The Humanist Chaplaincy will launch two distinct outreach programs aimed at bringing new members into the chapter, solidifying their participation, and identifying the gaps in their understanding and/or practice of humanism so that we can design future programming accordingly. They will purchase professional-looking tabling materials (signage, tee-shirts, fliers), table on a weekly basis, and follow up on each prospect through individual “coffee dates” as well as invitations to group meetings, for example reaching out to LGBTQ folks who have recently left faith groups and are struggling to adjust to life outside them.

Wild Wonderful Humanists | Morgantown, West Virginia

The AHA grant for Wild Wonderful Humanists will enable them to purchase banners and provide speakers at local secular events such as Pi Day and Darwin Day 2019. Representation at these events will increase the group’s visibility and help them reach more potential humanists locally.

Pittsburgh Freethought Community | Pittsburgh, Pennsylvania

Pittsburgh Freethought Community plans to address the important social issue of white supremacy from a humanist (non-theist) perspective while creating greater awareness of AHA / PFC locally. Using the discussion guide developed by Amanda Poppei, Senior Leader of the Washington Ethical Society, and Sincere Kirabo, AHA Social Justice Coordinator, they will conduct a six-session, in-depth study program based on Tony Pinn’s book, When Colorblindness Isn’t the Answer: Humanism and the Challenge of Race. The first five sessions will consist of discussion of the book followed by a final public lecture led by Tony. They will partner with the local UU congregation, Sunday Assembly Pittsburgh, and other PFC secular partners to promote this program.
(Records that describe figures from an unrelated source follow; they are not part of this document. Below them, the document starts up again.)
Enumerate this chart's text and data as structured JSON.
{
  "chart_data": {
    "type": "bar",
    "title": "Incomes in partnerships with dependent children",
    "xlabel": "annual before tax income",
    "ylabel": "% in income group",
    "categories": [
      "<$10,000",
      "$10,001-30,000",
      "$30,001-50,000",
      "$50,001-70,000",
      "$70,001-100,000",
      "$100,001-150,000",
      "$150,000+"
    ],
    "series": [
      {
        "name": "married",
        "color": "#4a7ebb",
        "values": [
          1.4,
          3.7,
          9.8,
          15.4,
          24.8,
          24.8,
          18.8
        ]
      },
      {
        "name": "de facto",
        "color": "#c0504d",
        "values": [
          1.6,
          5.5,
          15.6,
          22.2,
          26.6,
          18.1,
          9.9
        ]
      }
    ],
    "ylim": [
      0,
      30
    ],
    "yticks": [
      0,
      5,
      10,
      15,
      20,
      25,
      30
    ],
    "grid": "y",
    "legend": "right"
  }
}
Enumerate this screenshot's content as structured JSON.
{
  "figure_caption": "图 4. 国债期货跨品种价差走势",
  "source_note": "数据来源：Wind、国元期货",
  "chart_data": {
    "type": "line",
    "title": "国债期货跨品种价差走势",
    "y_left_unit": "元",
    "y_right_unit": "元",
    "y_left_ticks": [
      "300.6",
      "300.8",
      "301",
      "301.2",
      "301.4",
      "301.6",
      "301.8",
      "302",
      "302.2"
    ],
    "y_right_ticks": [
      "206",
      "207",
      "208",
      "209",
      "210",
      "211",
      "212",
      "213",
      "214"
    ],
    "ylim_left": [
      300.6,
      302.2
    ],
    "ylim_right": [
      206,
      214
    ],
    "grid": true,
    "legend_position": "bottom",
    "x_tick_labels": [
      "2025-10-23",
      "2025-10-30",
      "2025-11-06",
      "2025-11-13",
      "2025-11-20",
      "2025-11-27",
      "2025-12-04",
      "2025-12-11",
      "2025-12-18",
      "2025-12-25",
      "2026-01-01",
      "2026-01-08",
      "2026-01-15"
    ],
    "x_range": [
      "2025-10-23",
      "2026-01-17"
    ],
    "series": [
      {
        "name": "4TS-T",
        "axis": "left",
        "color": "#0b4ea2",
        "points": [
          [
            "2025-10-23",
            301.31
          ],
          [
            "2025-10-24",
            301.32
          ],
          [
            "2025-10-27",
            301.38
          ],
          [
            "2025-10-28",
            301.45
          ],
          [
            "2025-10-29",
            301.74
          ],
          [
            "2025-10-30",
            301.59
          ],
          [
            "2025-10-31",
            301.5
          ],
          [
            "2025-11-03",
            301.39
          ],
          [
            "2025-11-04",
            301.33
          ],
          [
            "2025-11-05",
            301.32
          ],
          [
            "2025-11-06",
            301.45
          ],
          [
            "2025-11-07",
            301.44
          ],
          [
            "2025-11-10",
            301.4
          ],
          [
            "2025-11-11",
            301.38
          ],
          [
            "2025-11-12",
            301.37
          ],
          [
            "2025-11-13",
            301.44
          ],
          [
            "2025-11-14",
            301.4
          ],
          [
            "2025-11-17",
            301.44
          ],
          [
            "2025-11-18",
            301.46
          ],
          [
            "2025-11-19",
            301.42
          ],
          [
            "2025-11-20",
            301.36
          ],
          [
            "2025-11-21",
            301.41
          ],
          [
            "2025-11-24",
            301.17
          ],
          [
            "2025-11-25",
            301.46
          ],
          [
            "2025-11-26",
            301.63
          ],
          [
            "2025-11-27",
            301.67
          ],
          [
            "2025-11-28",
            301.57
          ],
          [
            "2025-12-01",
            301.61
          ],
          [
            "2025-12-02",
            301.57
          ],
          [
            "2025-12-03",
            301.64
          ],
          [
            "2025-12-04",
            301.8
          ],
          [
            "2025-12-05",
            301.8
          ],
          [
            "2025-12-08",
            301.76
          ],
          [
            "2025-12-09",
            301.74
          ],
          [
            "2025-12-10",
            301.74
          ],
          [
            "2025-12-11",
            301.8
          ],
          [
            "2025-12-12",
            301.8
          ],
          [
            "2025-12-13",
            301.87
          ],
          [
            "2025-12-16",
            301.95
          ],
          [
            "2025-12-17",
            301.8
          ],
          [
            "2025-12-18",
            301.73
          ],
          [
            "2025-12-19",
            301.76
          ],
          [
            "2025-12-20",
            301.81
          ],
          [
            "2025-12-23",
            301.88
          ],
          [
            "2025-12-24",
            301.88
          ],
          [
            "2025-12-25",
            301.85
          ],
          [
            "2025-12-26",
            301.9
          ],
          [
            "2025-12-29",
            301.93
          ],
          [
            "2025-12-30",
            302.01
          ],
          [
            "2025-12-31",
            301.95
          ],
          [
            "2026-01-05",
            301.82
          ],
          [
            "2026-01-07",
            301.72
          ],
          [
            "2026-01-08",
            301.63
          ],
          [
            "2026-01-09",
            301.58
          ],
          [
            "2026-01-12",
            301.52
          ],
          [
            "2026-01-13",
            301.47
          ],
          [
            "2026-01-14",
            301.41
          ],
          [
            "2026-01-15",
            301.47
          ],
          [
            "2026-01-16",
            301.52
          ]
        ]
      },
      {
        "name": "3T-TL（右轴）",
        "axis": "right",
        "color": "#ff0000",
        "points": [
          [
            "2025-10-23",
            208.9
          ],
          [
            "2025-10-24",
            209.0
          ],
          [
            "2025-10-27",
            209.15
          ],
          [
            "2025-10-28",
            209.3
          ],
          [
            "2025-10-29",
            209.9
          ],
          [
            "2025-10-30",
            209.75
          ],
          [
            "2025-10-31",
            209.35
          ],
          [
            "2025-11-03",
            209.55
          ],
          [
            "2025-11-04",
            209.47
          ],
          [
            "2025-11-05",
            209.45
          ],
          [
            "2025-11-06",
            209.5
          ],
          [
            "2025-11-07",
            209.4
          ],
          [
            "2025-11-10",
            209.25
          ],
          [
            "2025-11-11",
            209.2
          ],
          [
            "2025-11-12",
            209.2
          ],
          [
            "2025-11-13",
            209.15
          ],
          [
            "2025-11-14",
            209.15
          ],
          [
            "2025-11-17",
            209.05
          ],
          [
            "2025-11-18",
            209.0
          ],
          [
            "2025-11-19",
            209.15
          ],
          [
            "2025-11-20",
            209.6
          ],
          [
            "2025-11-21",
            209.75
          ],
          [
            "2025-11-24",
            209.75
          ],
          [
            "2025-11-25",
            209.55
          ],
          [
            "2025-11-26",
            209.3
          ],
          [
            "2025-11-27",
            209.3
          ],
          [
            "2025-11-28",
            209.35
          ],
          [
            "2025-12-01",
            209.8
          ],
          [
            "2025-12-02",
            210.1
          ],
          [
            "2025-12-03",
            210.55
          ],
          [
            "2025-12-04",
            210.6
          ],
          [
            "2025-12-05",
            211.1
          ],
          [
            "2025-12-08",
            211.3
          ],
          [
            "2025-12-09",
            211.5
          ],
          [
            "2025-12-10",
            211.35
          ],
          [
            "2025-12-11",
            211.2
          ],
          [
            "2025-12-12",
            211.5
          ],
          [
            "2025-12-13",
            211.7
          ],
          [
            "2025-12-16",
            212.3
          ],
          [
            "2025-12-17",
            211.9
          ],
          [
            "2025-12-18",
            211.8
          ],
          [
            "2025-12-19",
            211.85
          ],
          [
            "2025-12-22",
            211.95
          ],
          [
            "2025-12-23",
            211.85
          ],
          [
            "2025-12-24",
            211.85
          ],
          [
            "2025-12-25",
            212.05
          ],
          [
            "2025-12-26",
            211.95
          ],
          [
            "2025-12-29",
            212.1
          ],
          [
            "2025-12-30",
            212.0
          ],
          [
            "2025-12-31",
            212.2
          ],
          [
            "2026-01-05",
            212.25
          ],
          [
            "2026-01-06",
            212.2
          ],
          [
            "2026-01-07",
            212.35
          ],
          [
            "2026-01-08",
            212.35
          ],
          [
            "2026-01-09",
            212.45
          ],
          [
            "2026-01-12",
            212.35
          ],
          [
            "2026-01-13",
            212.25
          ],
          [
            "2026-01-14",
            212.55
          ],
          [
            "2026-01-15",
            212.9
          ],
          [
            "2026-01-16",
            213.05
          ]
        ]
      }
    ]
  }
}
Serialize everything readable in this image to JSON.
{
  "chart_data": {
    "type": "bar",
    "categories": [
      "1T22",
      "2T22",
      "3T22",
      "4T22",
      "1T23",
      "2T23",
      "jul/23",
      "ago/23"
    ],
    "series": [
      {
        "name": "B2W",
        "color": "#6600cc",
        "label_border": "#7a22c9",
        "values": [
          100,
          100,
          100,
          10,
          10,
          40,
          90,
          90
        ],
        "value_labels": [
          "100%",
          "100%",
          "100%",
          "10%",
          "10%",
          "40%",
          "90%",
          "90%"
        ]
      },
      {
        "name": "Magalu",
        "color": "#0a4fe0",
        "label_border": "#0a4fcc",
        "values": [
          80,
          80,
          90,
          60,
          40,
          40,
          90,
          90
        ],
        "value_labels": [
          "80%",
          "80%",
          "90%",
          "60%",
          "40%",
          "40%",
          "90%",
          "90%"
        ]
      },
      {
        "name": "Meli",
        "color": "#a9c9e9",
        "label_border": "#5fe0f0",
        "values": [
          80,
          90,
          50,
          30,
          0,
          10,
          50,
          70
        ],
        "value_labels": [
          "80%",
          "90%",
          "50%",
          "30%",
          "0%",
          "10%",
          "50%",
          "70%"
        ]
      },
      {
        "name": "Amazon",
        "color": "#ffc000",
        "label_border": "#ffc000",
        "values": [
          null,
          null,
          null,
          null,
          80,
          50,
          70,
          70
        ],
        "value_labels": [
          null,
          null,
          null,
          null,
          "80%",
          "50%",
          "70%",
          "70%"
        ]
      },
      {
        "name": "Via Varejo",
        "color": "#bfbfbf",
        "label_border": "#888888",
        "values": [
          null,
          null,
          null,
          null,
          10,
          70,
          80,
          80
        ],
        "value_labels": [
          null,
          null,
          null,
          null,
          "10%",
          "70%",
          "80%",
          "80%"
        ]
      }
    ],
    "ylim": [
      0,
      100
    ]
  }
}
Morganton Humanist Alliance | Morganton, North Carolina

The Morganton Humanist Alliance is working to make their meetings more accessible to the deaf community by hiring professional interpreters so they can provide both current members and visitors/potential members this accommodation in order to fully participate in meetings, discussions, and social activities. Morganton is home to a campus of the North Carolina School for the Deaf so they would like to be able to reach out to its students, faculty, staff, alumni, and other deaf people not connected to the school. They also intend to train any interested current members in American Sign Language (ASL). The AHA grant will be used to offset the costs of producing a high quality video presentation in ASL for their social media pages and website.

Hartford Area Humanists | Hartford, Connecticut

Hartford Area Humanists will purchase promotional materials such as pins with their logo on them to use when attending public events, rallies, marches, and when tabling. They also will create giveaways like bookmarks, flyers, and business cards for our officers to give to elected officials and anyone who expresses interest in learning more about the group.

Piedmont Humanists | Greenville, South Carolina

Piedmont Humanists’ highest priority is to establish a building fund with a goal of purchasing a small facility, rather than meeting in a public venue that would limit their program options. The grant will support their social gatherings, reusable cutlery and tableware for “Go Green” initiative, a presentation projector screen, materials for organizational rebranding and new member incentives, business cards, and a banner.

Humanists of West Suburban Chicagoland | Naperville, Illinois

Humanists of West Suburban Chicagoland will show the movie Losing Our Religion, which requires an up-front license fee. Before and after the movie, they will host socializing opportunities so that new and existing members can share stories about losing their own religion or other topical concerns.

We look forward to sharing more about the chapter projects and programs supported by the 2018 Harvey LeBrun Chapter Grants over the next eighteen months. Thank you to all who applied for a grant and congratulations again to our winners.